Compilation and execution result:


fulmanp@fulmanp-ThinkPad-T540p:~/Desktop/assembler/03_second_program$ nasm -f elf64 routine_print.asm -o routine_print.o
fulmanp@fulmanp-ThinkPad-T540p:~/Desktop/assembler/03_second_program$ nasm -f elf64 main.asm -o main.o
fulmanp@fulmanp-ThinkPad-T540p:~/Desktop/assembler/03_second_program$ ld main.o routine_print.o -o print_test
fulmanp@fulmanp-ThinkPad-T540p:~/Desktop/assembler/03_second_program$ ./print_test 
12345
67890

Final change

At the final change you may replace "manual" routine call and return with dedicated solution based on CALL and RET instruction.

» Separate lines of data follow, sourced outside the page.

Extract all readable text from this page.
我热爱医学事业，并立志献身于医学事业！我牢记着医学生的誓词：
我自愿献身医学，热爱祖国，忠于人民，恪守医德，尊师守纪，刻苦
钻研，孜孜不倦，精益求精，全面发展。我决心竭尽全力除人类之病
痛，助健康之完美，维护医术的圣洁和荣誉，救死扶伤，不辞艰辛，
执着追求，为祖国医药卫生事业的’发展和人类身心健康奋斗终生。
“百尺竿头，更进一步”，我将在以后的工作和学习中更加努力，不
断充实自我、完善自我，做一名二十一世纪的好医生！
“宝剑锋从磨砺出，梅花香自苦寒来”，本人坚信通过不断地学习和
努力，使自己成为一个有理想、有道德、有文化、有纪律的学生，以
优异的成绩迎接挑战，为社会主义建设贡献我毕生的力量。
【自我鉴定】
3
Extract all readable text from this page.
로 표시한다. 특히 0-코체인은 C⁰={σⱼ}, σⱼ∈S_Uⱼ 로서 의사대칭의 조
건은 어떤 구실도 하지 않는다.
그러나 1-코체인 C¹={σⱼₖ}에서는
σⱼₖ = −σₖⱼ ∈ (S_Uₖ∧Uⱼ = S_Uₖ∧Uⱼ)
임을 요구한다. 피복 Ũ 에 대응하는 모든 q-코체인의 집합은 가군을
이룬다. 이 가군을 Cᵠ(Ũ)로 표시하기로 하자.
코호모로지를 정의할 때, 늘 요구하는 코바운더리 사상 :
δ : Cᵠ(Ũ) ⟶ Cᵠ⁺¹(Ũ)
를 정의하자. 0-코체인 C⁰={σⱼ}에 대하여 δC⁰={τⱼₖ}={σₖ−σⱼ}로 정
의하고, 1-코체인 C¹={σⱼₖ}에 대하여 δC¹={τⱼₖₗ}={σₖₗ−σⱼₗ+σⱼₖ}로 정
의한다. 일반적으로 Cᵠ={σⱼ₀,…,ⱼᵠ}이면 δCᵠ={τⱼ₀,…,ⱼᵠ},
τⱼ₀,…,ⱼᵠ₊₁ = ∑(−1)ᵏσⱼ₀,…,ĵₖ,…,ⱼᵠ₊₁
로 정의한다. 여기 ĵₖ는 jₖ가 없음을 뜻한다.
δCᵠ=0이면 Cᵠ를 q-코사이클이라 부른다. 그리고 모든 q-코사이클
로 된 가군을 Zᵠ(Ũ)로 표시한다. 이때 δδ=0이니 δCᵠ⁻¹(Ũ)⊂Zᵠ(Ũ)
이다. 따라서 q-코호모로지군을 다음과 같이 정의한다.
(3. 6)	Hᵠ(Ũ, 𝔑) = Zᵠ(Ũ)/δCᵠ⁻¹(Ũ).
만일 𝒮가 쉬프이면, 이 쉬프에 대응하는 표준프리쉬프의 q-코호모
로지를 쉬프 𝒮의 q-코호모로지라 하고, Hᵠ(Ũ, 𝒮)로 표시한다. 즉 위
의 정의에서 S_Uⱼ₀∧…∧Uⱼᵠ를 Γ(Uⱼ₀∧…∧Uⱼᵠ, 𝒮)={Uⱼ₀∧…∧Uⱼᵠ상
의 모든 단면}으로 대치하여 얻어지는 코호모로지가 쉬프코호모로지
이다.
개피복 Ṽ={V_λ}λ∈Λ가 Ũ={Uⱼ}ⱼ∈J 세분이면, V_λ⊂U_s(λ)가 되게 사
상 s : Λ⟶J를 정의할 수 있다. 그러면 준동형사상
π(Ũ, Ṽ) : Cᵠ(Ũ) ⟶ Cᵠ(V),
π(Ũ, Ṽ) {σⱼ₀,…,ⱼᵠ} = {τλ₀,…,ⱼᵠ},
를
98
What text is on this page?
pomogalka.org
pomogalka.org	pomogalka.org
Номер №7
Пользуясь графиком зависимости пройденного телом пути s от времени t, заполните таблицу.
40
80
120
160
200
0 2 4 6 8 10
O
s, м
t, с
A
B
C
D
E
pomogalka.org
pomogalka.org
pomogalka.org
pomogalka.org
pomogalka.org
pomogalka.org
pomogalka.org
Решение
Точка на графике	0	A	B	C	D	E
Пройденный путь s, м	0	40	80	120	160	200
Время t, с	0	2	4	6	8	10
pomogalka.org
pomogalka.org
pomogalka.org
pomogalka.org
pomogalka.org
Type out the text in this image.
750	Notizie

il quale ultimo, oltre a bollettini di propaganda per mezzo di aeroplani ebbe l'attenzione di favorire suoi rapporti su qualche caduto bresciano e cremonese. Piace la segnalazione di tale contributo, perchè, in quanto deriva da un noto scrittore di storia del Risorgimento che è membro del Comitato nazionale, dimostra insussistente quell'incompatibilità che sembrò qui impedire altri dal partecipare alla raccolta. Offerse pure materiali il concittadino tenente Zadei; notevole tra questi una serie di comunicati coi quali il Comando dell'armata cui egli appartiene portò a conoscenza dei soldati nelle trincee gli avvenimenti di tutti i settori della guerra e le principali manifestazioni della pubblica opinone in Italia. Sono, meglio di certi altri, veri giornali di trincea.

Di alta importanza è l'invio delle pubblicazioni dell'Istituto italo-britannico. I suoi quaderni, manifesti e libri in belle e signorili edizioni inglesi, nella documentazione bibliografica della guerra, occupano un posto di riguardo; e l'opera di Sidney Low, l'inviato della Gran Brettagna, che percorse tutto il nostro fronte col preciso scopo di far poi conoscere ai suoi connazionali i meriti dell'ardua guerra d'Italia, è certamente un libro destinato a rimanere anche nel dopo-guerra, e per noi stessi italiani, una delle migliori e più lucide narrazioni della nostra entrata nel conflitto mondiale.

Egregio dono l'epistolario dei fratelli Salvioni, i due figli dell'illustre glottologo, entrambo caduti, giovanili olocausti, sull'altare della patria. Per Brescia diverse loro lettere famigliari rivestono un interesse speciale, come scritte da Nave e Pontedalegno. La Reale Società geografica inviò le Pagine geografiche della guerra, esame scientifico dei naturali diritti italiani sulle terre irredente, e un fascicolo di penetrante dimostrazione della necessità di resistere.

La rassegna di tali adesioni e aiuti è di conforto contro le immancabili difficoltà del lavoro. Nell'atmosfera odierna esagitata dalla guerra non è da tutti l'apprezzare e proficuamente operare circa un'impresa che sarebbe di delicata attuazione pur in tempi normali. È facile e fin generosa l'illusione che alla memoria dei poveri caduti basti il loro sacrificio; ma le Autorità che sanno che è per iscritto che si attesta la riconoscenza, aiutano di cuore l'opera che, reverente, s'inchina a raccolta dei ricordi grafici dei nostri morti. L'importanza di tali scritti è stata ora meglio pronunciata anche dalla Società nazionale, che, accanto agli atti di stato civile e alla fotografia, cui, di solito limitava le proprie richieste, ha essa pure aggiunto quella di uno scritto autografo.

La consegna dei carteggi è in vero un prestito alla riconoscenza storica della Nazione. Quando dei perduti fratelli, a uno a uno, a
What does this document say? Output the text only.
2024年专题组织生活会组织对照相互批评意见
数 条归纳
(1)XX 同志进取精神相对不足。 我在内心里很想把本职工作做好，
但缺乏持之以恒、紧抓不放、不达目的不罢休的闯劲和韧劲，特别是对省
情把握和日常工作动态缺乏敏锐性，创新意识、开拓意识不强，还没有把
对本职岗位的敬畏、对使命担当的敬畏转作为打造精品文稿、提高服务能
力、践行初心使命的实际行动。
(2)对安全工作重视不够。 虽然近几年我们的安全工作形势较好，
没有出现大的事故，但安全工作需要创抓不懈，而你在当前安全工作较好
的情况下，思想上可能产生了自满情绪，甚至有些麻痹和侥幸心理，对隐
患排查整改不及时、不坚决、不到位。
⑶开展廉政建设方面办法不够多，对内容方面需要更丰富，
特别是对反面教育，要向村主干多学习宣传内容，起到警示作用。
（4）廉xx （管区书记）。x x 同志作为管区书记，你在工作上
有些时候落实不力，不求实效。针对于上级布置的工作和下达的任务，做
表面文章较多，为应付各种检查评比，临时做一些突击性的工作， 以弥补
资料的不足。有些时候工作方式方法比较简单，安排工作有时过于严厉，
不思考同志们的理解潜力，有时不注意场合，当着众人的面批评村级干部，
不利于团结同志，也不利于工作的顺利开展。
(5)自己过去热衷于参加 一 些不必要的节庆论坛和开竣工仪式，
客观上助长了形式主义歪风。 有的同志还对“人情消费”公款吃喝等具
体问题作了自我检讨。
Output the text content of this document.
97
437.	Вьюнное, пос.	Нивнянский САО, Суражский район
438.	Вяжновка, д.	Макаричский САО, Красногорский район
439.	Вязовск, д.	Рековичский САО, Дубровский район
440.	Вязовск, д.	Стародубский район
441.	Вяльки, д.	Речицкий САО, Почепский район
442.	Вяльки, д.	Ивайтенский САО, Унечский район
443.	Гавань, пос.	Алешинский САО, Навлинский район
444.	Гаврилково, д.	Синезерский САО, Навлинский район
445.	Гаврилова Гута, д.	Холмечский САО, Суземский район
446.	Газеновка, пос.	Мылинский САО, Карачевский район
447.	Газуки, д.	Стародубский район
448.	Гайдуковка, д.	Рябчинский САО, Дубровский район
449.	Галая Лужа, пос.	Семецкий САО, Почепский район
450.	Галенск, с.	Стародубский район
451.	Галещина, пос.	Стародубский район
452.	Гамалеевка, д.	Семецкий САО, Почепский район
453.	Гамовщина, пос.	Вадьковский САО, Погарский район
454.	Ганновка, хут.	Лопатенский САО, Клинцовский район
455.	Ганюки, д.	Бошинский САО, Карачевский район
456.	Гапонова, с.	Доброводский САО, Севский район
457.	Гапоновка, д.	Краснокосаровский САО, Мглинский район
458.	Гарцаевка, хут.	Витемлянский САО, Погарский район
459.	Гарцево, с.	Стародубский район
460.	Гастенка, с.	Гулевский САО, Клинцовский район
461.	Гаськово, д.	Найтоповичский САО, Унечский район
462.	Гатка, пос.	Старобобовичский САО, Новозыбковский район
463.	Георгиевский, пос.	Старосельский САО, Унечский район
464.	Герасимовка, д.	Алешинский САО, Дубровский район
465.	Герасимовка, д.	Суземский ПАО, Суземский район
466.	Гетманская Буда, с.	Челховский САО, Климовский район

In main.asm replace:


_start:
        push qword [number1] ; Push into the stack 1st argument: the number to be printed
        push qword cont1   ; Push into the stack where to return from routine
        jmp print_number_32 ; "Call" print routine
        add rsp, 8         ; Clear the stack - "take out" first element from the stack

cont1:
        push qword [number2] ; Push into the stack 1st argument: the number to be printed
        push qword cont2   ; Push into the stack where to return from routine
        jmp print_number_32  ; "Call" print routine
        add rsp, 8         ; Clear the stack - "take out" first element from the stack

cont2: 
        jmp exit
; End of the code

with:


_start:
        push qword [number1] ; Push into the stack 1st argument: the number to be printed
        call print_number_32 ; "Call" print routine
        add rsp, 8         ; Clear the stack - "take out" first element from the stack

        push qword [number2] ; Push into the stack 1st argument: the number to be printed
        call print_number_32  ; "Call" print routine
        add rsp, 8         ; Clear the stack - "take out" first element from the stack

        call exit
; End of the code

and in routine_print.asm replace:


jmp [rsp]

with:

ret

Sometimes, mostly when you use online compilers, you have to keep all the code in one file. For this case you can download final version of print routine in a single file.

Exercise 2 Modify printing algorithm so it will utilize stack to print digits in correct order.

Exercise 3 Modify printing algorithm so it will print bits at a given address.

Exercise 4 Modify printing algorithm so it will print number (bits) of a given size (byte, words, double-word, quad-word) at a given address.